Politic?

This is a blog dedicated to a personal interpretation of political news of the day. I attempt to be as knowledgeable as possible before commenting and committing my thoughts to a day's communication.

Thursday, September 04, 2014

A Terrorist by Any Other Name

"Mr. Khadr was then a 17-year-old minor, who was being detained without legal representation, with no access to his family, and with no Canadian consular assistance."
Federal Court judge, Canada
Omar Khadr is seen in Guantanamo Bay\'s Camp 4 in October 2010.
Omar Khadr is seen in Guantanamo Bay's Camp 4 in October 2010. Photo: COLIN PERKEL/The Canadian Press
Well, poor Omar Khadr. We none of us choose our parents and without even trying, he hit the jackpot. His entire family, parents, brothers, sister, grandparents, all living in Canada, all taking advantage of the security and comforts available to citizens and residents of the country, but detesting the despicable social values that they saw all around them, and which they rejected. Khadr senior must have been a very nice man, since he worked for a charity.

That the charity was al-Qaeda wasn't so nice, however. But believing as he did in the spiritual quality and redemption to be found in Islamic jihad, he took his family back to basics so the boys could have some advantages denied them in Canada.

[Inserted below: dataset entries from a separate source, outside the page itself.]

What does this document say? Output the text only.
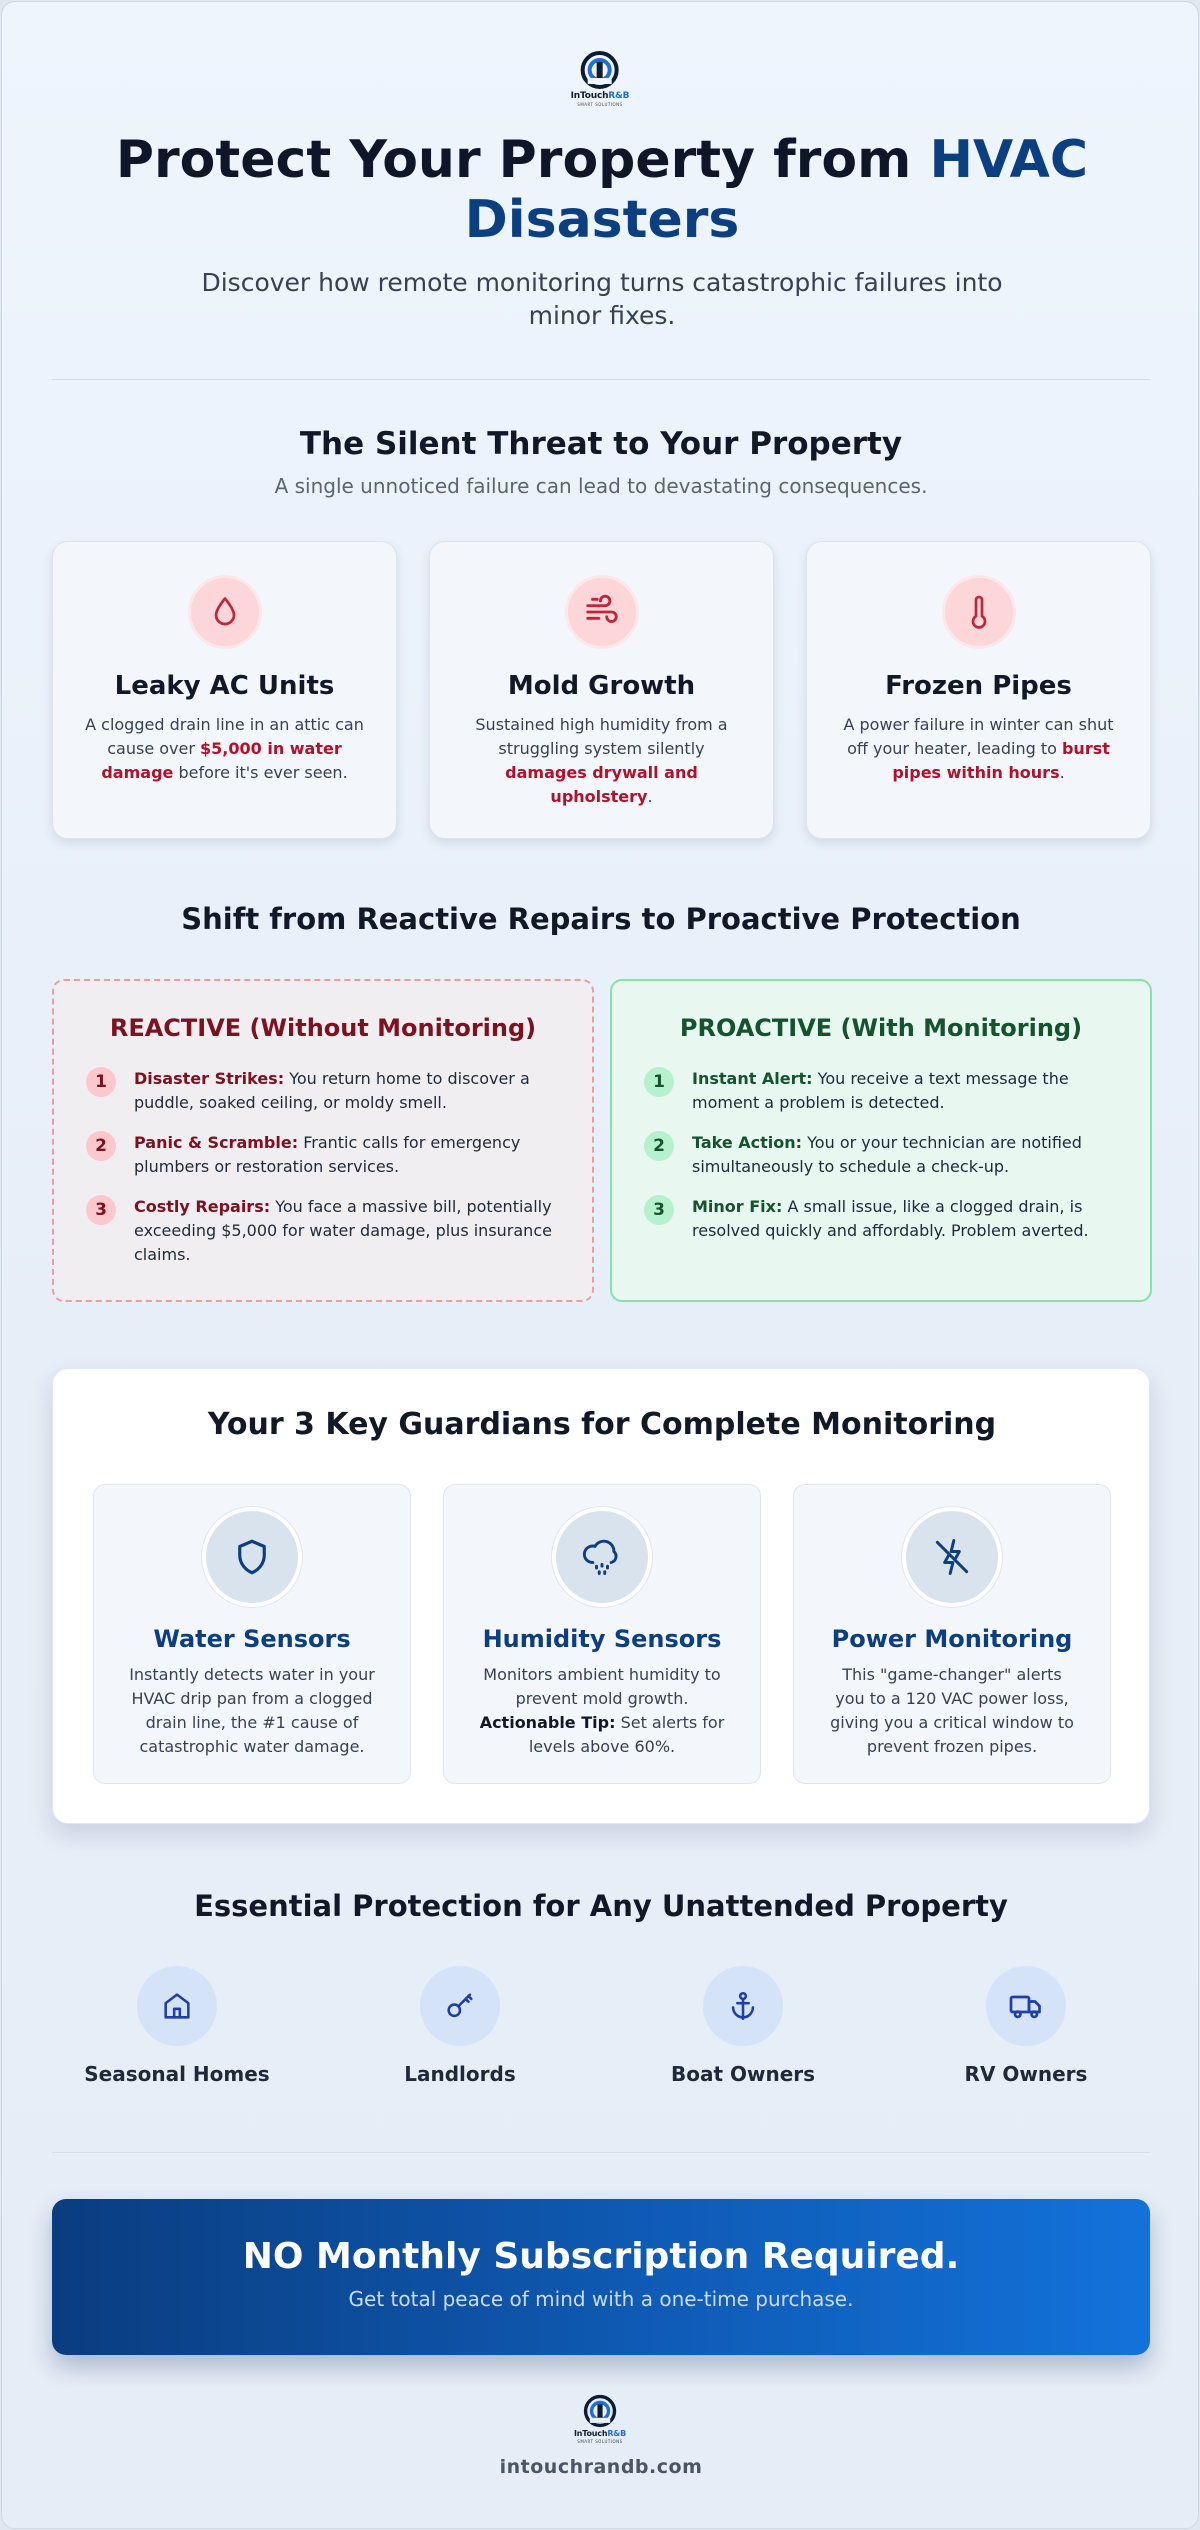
InTouchR&B
SMART SOLUTIONS
Protect Your Property from HVAC
Disasters
Discover how remote monitoring turns catastrophic failures into minor fixes.
The Silent Threat to Your Property
A single unnoticed failure can lead to devastating consequences.
Leaky AC Units
A clogged drain line in an attic can cause over $5,000 in water damage before it's ever seen.
Mold Growth
Sustained high humidity from a struggling system silently damages drywall and upholstery.
Frozen Pipes
A power failure in winter can shut off your heater, leading to burst pipes within hours.
Shift from Reactive Repairs to Proactive Protection
REACTIVE (Without Monitoring)
1	Disaster Strikes: You return home to discover a puddle, soaked ceiling, or moldy smell.
2	Panic & Scramble: Frantic calls for emergency plumbers or restoration services.
3	Costly Repairs: You face a massive bill, potentially exceeding $5,000 for water damage, plus insurance claims.
PROACTIVE (With Monitoring)
1	Instant Alert: You receive a text message the moment a problem is detected.
2	Take Action: You or your technician are notified simultaneously to schedule a check-up.
3	Minor Fix: A small issue, like a clogged drain, is resolved quickly and affordably. Problem averted.
Your 3 Key Guardians for Complete Monitoring
Water Sensors
Instantly detects water in your HVAC drip pan from a clogged drain line, the #1 cause of catastrophic water damage.
Humidity Sensors
Monitors ambient humidity to prevent mold growth. Actionable Tip: Set alerts for levels above 60%.
Power Monitoring
This "game-changer" alerts you to a 120 VAC power loss, giving you a critical window to prevent frozen pipes.
Essential Protection for Any Unattended Property
Seasonal Homes	Landlords	Boat Owners	RV Owners
NO Monthly Subscription Required.
Get total peace of mind with a one-time purchase.
InTouchR&B
SMART SOLUTIONS
intouchrandb.com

Taking them to Afghanistan they were given the privilege of a special education at jihadi camps for boys, learning how to use weapons, how to make explosive devices, how to be proud of al-Qaeda's mission.

A Canadian prime minister even vouched for Khadr senior's innocence when he was arrested and incarcerated as a terrorist in Pakistan, when Jean Chretien visited and effected his release to enable him to return to his mission until he died a martyr, leaving the boys to tend to their jihadi pledges on behalf of a future caliphate.

At fifteen years of age, Omar Khadr was one of the mujahadeen that greeted American troops on a mission to combat Islamist terror, when Omar tossed a grenade and killed a U.S. medic. But American medics went out of their way anyway, to save his life, and so he lived to take up residence at Guantanamo, until he was returned to Canada to spend a few years left of his sentence, at home so to speak.

When his mother, his sister and brothers returned to Canada, they remained verbal critics of Canadian values, extolling the superior values of Islamist jihad. But their citizenship allowed their return, and the ongoing ability to take advantage of Canada's superior welfare services. Now closing in on 28 years of age, Omar Khadr envisions a life for himself of respectability, he says, of academic study, of a profession.

On the way to achieving all of that he is planning on suing the Government of Canada, which is to say, Canadian taxpayers to compensate  him for the misery he endured as a prisoner of the Americans, representing his boy-mujahadeen service to Islamism. His civil lawyers appeared in Federal Court before Judge Richard Mosley to argue that their client's $20-million lawsuit be broadened to embrace a further claim that Canada conspired with the United States in his abuse and torture at Guantanamo.

His lawyers stated the reason to add conspiracy to their case against the government was for the purpose of expanding the potential award their client might anticipate receiving. In the words of Judge Mosley: "He's acting in his client's best interests; he's trying to ratchet up the damages -- why wouldn't he?" Money is a prime motivator, no doubt about it.

For Omar Khadr, to fund his proposed new lifestyle, for his legal team whose fattened coffers will please them mightily as their portion of the fees-for-service in enabling Mr. Khadr to realize his dreams of his future. A DFAIT report of Mr. Khadr's time at Guantanamo noted that he seemed fine, not sleep-deprived or tired, appearing instead well-fed and healthy.